Richard A. Brown, District Attorney, Kew Gardens, N.Y. (John M. Castellano, Ellen C. Abbot of counsel), for respondent.
DECISION & ORDER
Appeal by the defendant from a judgment of the Supreme Court, Queens County (Zayas, J.), rendered January 20, 2012, convicting him of gang assault in the first degree and assault in the first degree, upon a jury verdict, and imposing a determinate term of imprisonment of 18 years followed by a period of postrelease supervision of 5 years upon each of his convictions, the sentences to be served concurrently. The appeal brings up for review the denial, after a hearing, of that branch of the defendant's omnibus motion which was to suppress certain statements made to law enforcement officials.
ORDERED that the judgment is modified, as a matter of discretion in the interest of justice, by reducing the sentence imposed upon each of the convictions to a determinate term of imprisonment of 12 years followed by a period of postrelease supervision of 5 years; as so modified, the judgment is affirmed.

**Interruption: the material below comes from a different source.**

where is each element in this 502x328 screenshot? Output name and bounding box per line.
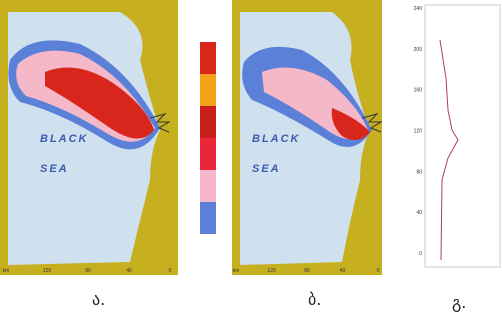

Contrary to the defendant's contention, the hearing court properly denied that branch of his motion which was to suppress certain statements he made to law enforcement officials at the police station after he voluntarily went there. A reasonable person, innocent of any crime, would not have believed that he or she was in custody at the time the statements were made (see People Yukl, 25 NY2d 585; People v Vargas, 109 AD3d 1143; People v Alke, 90 AD3d 943; People v Verrilli, 69 AD3d 963; People v Parsad, 243 AD2d 510).
The defendant argues that the verdict was against the weight of the evidence. Upon reviewing the record, however, we are satisfied that the verdict of guilt was not against the weight of the evidence (see People v Danielson, 9 NY3d 342; People v Arnold, 102 AD3d 804).
The sentence imposed was excessive to the extent indicated herein.
The defendant's remaining contention is unpreserved for appellate review (see CPL 470.05[2]) and, in any event, without merit.
MASTRO, J.P., CHAMBERS, LOTT and ROMAN, JJ., concur.